15. With regard to the third matter, the judge’s approach to the letter from the Mukhtar at [37], Mr Sadiq relied on his written grounds and added little more, other than to say that that was a letter from someone in public office and should therefore be accepted as weighty evidence and that the judge had initially dealt with the letter favourably. That challenge was, in my view, nothing more than a disagreement with the weight the judge attached to the document, whereas weight was a matter for the judge who properly assessed the document in the light of the evidence as a whole. The letter was entitled ‘certificate of residency’ and provided scant details, stating simply that the appellant had had to leave Kurdistan in 2015 due to “social problems with his in-laws”. As Mr Tan properly submitted, the judge was perfectly entitled to require more details if the document was to be of assistance, such as an explanation of what the social problems were. As it stood the judge was entitled to find that the document added little to the appellant’s claim.
16. Accordingly, for all of these reasons I find no merit in the grounds of appeal. It is clear that the judge gave full consideration to the new evidence and had regard to the appellant’s response to the concerns about the documents and their provenance.

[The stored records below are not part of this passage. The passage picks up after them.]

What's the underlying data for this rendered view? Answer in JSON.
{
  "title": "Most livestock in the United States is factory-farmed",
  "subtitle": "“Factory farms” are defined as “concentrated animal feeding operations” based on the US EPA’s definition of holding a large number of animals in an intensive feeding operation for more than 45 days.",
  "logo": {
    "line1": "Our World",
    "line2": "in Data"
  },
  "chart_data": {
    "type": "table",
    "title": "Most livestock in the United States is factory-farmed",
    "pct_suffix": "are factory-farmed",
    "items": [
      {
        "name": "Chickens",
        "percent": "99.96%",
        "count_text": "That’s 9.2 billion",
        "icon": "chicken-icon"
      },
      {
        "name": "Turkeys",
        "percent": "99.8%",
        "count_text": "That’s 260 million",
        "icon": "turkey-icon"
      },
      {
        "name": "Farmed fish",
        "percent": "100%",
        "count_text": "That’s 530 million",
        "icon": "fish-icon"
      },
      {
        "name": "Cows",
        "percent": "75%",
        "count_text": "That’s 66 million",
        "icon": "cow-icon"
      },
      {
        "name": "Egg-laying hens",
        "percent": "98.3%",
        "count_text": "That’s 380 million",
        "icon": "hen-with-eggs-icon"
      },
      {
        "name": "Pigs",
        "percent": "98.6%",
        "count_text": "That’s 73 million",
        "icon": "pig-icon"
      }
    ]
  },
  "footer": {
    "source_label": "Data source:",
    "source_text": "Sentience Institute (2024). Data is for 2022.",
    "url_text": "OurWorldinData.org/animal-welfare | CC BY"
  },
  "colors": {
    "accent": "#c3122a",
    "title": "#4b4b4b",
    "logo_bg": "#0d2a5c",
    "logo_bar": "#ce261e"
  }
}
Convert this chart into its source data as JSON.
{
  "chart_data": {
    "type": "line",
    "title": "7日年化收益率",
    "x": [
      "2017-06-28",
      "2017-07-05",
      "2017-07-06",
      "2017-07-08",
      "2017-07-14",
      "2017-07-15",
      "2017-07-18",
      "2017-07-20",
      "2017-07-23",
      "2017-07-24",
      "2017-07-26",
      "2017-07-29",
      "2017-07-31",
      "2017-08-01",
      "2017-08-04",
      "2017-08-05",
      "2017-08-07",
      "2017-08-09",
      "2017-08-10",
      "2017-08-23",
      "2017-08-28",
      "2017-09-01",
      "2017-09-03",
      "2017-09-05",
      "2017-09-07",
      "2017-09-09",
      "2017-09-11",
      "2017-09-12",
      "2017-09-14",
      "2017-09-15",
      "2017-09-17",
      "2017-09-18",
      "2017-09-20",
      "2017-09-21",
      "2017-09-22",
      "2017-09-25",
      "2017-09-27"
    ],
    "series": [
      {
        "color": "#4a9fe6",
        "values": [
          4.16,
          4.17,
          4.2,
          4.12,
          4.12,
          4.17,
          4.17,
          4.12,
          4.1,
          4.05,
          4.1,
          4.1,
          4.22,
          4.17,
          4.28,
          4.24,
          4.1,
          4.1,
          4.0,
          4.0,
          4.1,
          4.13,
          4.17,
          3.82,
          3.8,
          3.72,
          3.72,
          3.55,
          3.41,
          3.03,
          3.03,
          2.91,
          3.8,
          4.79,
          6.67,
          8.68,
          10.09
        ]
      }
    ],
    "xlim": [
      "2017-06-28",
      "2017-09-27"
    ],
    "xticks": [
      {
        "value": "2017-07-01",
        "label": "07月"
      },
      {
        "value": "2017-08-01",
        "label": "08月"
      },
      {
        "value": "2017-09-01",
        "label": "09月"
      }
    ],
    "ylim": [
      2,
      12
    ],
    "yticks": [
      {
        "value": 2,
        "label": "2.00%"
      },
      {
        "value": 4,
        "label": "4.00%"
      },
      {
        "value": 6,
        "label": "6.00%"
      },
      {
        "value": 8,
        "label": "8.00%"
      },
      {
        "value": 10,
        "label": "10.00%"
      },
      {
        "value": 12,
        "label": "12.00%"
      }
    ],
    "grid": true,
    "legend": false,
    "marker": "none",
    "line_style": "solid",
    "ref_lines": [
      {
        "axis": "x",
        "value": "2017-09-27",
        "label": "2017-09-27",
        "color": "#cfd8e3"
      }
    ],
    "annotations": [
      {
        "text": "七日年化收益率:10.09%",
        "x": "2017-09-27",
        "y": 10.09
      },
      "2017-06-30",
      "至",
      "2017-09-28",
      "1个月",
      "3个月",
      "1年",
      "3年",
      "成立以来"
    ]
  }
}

The judge was fully and properly entitled to accord the limited weight that he did to the documents and there was nothing unlawful about his approach to the evidence. He was entitled to conclude that the further evidence did not provide any basis to depart from the adverse findings made by the previous Tribunal and it was entirely open to him to dismiss the appeal on the basis that he did.

DECISION
17. The making of the decision of the First-tier Tribunal did not involve an error on a point of law. I do not set aside the decision. The decision to dismiss the appeal stands.